Melihat sarung Pak Rt- Papa Olla nyaris melorot, Hiro mengambil alih kasur yang menyangkut. Memprediksi Dona akan mendarat sebelum kasur berada di posisi strategis, Hiro dengan cepat mendorong dorong kuat kasur itu.
Duaaagh...
Selamat kah?
Saking paniknya melihat pertahanan Dona terlepas, semua orang malah terpaku sembari menutup mata di seperkian detik.
"Lo memang pangeran penyelamat gue..." Dona menangis setengah terharu menatap Hiro yang ternyata peduli padanya. Tubuhnya masih terlentang shock di atas kasur empuk.
Kecuali Hiro yang masih stay cool, semua mata yang terpejam takut, kompak membuka mata. Lega mendengar suara Dona yang berarti selamat dari celaka.

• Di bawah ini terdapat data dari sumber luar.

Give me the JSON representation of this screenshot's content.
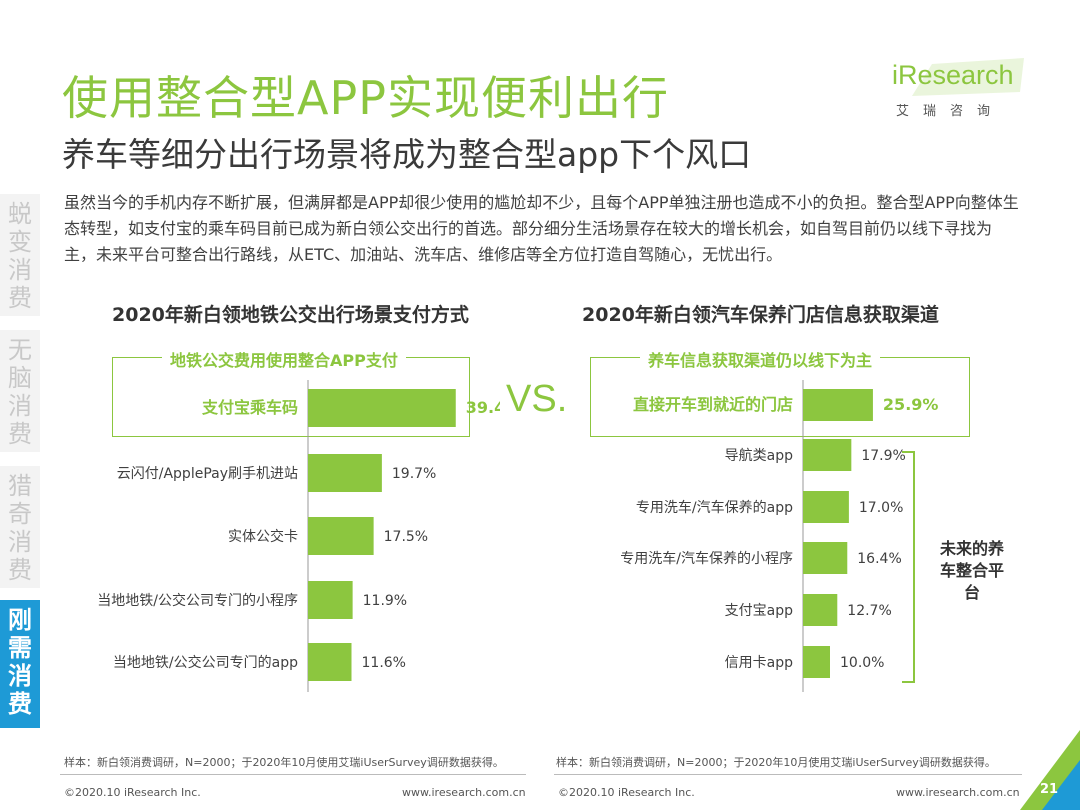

Cecar pertanyaan awal mula bisa gelantungan di atas dari para orang tua ke Dona, Hiro pun mengambil kesempatan masuk ke rumahnya, tidak minat dirinya mendengar kecerobohan Dona.
***
Lepas dari insiden kekonyolan Dona, malam harinya Pak Fauzi mengajak istri serta kedua anaknya yakni Hiro dan Dafa, datang menghadiri acara makan malam di rumah Dona, dalam rangka syukuran hari kelahiran Pak Amar.
Sebenarnya, Hiro malas ikut serta karena pasti akan bertemu dengan Dona. Tapi Papanya memaksa untuk hadir dengan dalih menghargai undangan Pak Amar-sahabat Papanya.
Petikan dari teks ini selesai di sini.